In Alzheimer's disease and Parkinson's disease, loss of the sense of smell often precedes classical symptoms of cognitive or motor dysfunction. Therefore, a technique that is able to non-invasively quantify the olfactory neuron population could provide important insights related to the diagnosis and progression of neurodevelopmental and neurodegenerative diseases. In work published in the JCI, a team led by Jacob Hooker at Harvard Medical School assessed GV1-57, a radiotracer that specifically binds to mature olfactory sensory neurons, as an approach for quantifying neuronal populations with PET imaging.

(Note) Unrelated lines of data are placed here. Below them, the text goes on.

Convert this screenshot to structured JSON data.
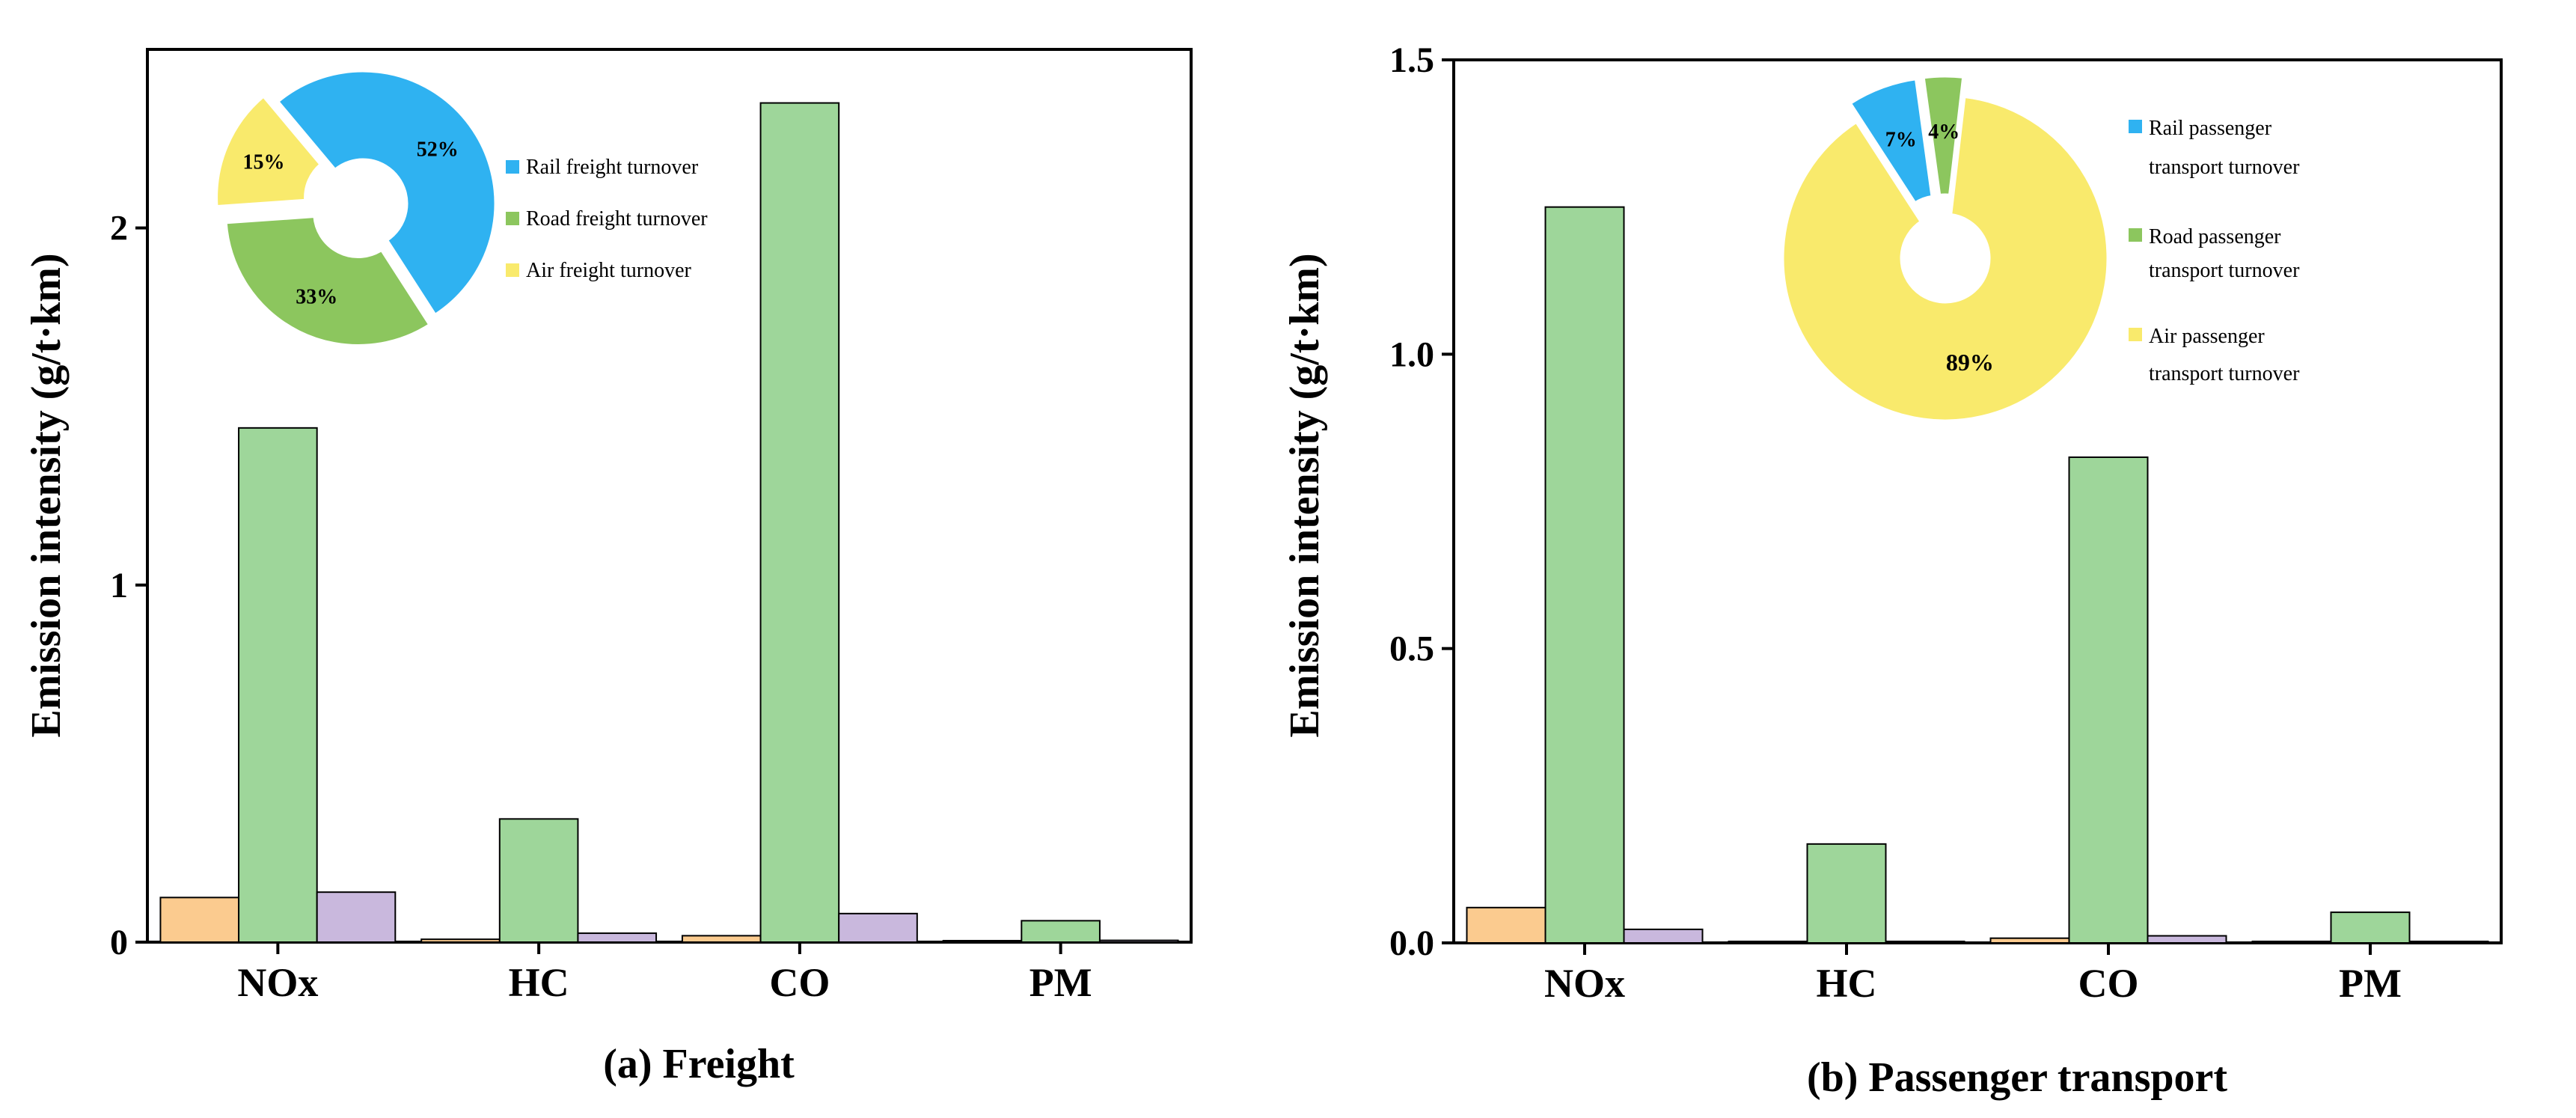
{
  "colors": {
    "bar_series": [
      "#FBCB8F",
      "#9ED69A",
      "#C9B8DD"
    ],
    "freight_pie": [
      "#2FB2F1",
      "#8CC65E",
      "#F9EA6C"
    ],
    "passenger_pie": [
      "#2FB2F1",
      "#8CC65E",
      "#F9EA6C"
    ],
    "axis": "#000000"
  },
  "chart_data": [
    {
      "type": "bar",
      "panel": "a",
      "caption": "(a) Freight",
      "xlabel": "",
      "ylabel": "Emission intensity (g/t·km)",
      "ylim": [
        0,
        2.5
      ],
      "yticks": [
        0,
        1,
        2
      ],
      "ytick_labels": [
        "0",
        "1",
        "2"
      ],
      "categories": [
        "NOx",
        "HC",
        "CO",
        "PM"
      ],
      "series": [
        {
          "name": "Rail",
          "values": [
            0.125,
            0.008,
            0.018,
            0.003
          ]
        },
        {
          "name": "Road",
          "values": [
            1.44,
            0.345,
            2.35,
            0.06
          ]
        },
        {
          "name": "Air",
          "values": [
            0.14,
            0.025,
            0.08,
            0.005
          ]
        }
      ],
      "inset_pie": {
        "type": "pie",
        "labels": [
          "Rail freight turnover",
          "Road freight turnover",
          "Air freight turnover"
        ],
        "values": [
          52,
          33,
          15
        ],
        "value_labels": [
          "52%",
          "33%",
          "15%"
        ]
      }
    },
    {
      "type": "bar",
      "panel": "b",
      "caption": "(b) Passenger transport",
      "xlabel": "",
      "ylabel": "Emission intensity (g/t·km)",
      "ylim": [
        0,
        1.5
      ],
      "yticks": [
        0,
        0.5,
        1.0,
        1.5
      ],
      "ytick_labels": [
        "0.0",
        "0.5",
        "1.0",
        "1.5"
      ],
      "categories": [
        "NOx",
        "HC",
        "CO",
        "PM"
      ],
      "series": [
        {
          "name": "Rail",
          "values": [
            0.06,
            0.002,
            0.008,
            0.002
          ]
        },
        {
          "name": "Road",
          "values": [
            1.25,
            0.168,
            0.825,
            0.052
          ]
        },
        {
          "name": "Air",
          "values": [
            0.023,
            0.002,
            0.012,
            0.001
          ]
        }
      ],
      "inset_pie": {
        "type": "pie",
        "labels": [
          "Rail passenger transport turnover",
          "Road passenger transport turnover",
          "Air passenger transport turnover"
        ],
        "legend_lines": [
          [
            "Rail passenger",
            "transport turnover"
          ],
          [
            "Road passenger",
            "transport turnover"
          ],
          [
            "Air passenger",
            "transport turnover"
          ]
        ],
        "values": [
          7,
          4,
          89
        ],
        "value_labels": [
          "7%",
          "4%",
          "89%"
        ]
      }
    }
  ]
}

Using GV1-57, they were able to detect neuron generation during rodent postnatal development as well as neuron degeneration in rodent models of aging and neurodegenerative disease. In an additional proof-of-concept experiment, they showed that GV1-57 maintained saturable binding in non-human primate nasal cavity, suggesting that this radiotracer may be useful for evaluating neurological disease in clinical settings.
Article: Nasal neuron PET imaging quantifies neuron generation and degeneration, Jacob M. Hooker et al., JCI, doi: 10.1172/JCI89162, published 23 January 2017.
Commentary: Seeing how we smell, Helene Benveniste, Yuri Lazebnik, and Nora D. Volkow, JCI, doi: 10.1172/JCI91305, published 23 January 2017.